Тем более странным мне показалось, что второй литстраницы издать мне не позволили. «Хватит с тебя и этого!» – сказали.

Я был ошеломлен, смят, раздавлен… То есть как это – хватит?! Сначала заманили, показали небо в алмазах и вдруг – хватит? Горечь мою невозможно описать словами. Я понял, что никому я не нужен. Больше того, не позвонят мне из толстого журнала, и не выпишут гонорар, какой обычный гражданин с трудом заработает за всю свою жизнь.

Умнее всего, конечно, было поскорее вернуться к дипломной работе – пока еще не поздно. Профессорское звание, которое я мог получить лет через двадцать каторжного труда, гарантировало небольшой, но весьма твердый кусок хлеба.

Но уже я был отравлен газетой. Уже я не мыслил себя без стрекота пишущих машин, беготни корреспондентов по редакции, девушек из машбюро в коротких юбках, засыла, вычитки набора, потом верстки, воя пневмопочты, рубки «хвостов», истерик завотделами, матюков ответственного секретаря перед сдачей номера, визга главного редактора после сдачи. Все это вошло мне в кровь, проникло до печенок, охватило, подобно лихорадке, весь мой организм.

Помилуйте, говорил я себе, да что же может быть выше, что может быть лучше и важнее, чем развернув с утра газету, увидеть материал, под которым стоит твое имя? Ничего не может быть лучше, выше и важнее этого, тут и спорить не о чем… Только это наполняет бытие содержанием, только это дает смысл жизни.

Вот так я и остался в «ГМ». И хоть мне и не дали больше делать литстраницы, но милостиво разрешили писать разные мелкие пакости про выставки, пресс-конференции, премьеры и кинофильмы. Впрочем, нет, вру. Про театральные премьеры писал Прошедовский, а про кино писал Болелов. Но мне и выставок хватало, чтобы чувствовать себя настоящим журналистом…

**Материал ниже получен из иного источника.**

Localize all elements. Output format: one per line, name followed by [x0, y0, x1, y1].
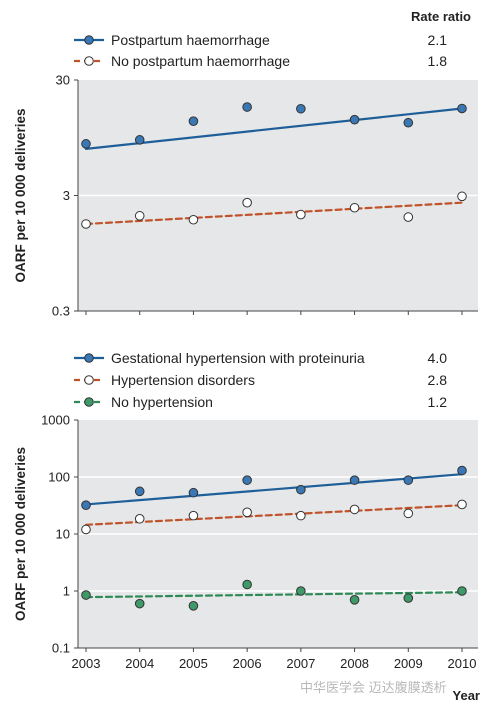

В «ГМ» я попал в особенное время – в последние дни правления Горбачева. Журналисты считались тогда людьми необыкновенными. Они разоблачали всех налево и направо, не помня себя, и тем заработали кучу денег, а также имидж бессребреников и борцов за правду. Это сейчас все знают, что наиболее известные наши журналисты без солидных денег даже мышь не разоблачат. Тогда об этом даже не догадывались.

Итак, неожиданно для себя ставши вдруг властителями дум, журналисты не растерялись и стали как сыр в масле кататься. Со своего амвона они учили людей, как им жить, а сами между тем дальше буфета ничего не смыслили.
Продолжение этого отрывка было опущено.